I honestly am not sure whether I agree with Bloom. Many readers have detected overtones of elitism in his argument. If we were to reset the curriculum to what it was in, say, the Victorian period, it would again create a massive advantage for upper-class, white males. On the other hand, I would embrace any program that could teach undergraduates to read and think, two things which very few of them now do well. Also, as a member of Western Civilization, I do think that it is important to protect and cherish our own intellectual and cultural heritage. On my most recent trip through college I was frequently shocked to learn what little awareness my fellow graduate student had of Western culture, literature and history. There education had failed in that respect, and there must be a better system.
One section of the book which I found very interesting was Bloom’s discussion about the role of the philosopher in society (pp. 268-293). The philosopher, Bloom says, is an inherently vulnerable individual because he is different from the rest of the society and his contribution is not measurable in terms that regular people can necessarily understand. Very seldom has a philosopher been a ruler. In fact, most of them have lived in poverty. Philosophers are thus subject to all sorts of persecutions, starting with Socrates’ execution. I was reminded of Spinoza’s excommunication from the Jewish community and Galileo’s censure by Catholic church. Because of vulnerability, philosophers have “engaged in a gentle art of deception” to woo the aristocracy for protection and support:
In sum, the ancient philosophers were to a man proponents of aristocratic politics..They were aristocratic in the vulgar sense, favoring the power of those possessing wealth, because such men are more likely to grasp the nobility of philosophy as an end in itself, if not to understand it. Most simply, they have the money for an education and time to take it seriously. (p. 284)

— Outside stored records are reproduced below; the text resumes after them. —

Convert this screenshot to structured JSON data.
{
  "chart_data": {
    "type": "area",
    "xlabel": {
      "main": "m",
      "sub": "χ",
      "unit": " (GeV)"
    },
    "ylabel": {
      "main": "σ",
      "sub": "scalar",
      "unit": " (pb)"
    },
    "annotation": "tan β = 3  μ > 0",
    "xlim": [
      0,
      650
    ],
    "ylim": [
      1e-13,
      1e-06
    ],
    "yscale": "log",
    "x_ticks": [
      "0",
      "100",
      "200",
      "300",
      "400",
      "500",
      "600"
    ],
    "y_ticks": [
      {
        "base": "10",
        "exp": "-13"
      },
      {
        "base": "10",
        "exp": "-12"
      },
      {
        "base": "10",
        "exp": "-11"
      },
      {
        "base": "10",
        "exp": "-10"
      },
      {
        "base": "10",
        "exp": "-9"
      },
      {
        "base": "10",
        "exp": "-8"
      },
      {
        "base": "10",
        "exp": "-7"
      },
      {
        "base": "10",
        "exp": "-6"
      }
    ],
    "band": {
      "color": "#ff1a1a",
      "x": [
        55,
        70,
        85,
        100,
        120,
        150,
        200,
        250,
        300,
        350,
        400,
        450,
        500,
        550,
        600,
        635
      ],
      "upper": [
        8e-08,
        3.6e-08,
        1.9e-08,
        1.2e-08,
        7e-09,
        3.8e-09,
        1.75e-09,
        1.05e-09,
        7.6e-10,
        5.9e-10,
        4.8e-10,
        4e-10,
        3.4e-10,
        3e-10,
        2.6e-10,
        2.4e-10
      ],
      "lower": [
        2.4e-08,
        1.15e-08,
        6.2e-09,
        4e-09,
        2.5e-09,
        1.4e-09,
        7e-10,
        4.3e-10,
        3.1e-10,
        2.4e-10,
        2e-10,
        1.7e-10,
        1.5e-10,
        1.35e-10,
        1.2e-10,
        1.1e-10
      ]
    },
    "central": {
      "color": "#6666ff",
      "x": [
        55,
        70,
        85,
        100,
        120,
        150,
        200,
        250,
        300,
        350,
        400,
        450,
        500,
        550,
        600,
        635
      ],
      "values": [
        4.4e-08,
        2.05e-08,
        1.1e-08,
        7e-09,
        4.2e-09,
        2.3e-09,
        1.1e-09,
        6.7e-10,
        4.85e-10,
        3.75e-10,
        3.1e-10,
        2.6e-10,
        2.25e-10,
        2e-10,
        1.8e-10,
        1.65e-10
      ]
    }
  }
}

However, by the 17th century, philosophers had come up with an even better scheme: Enlightenment. This plan was Machiavellian in the truest since of the word, given that Machiavelli was the one who thought of it. By simultaneously showing the world the fruits of scientific inquiry while teaching a theory of rights, the philosophers inspired revolutions which led to liberal democracy and allowed the existence of the modern university–an institute dedicated to teaching and protecting philosophy. Once the rule of Reason was firmly established, the philosophers no longer needed aristocratic patronage and switched to”the party of democracy”.
Now, if we return to Bloom’s main argument, the universities are in a state of decline and philosophy is no longer central to education, yet philosophers are now unable to survive outside the university. Bloom would like to change the university back to what it once was, if possible.
For my own part, I must ask if it isn’t time for philosophers to come up with a new plan. If the aristocracy is gone, and universities are now more of a hindrance than a help, perhaps it is time to move on. To where? I don’t know; I’m no Machiavelli. It seems, though, that this too is a good question for philosophic inquiry.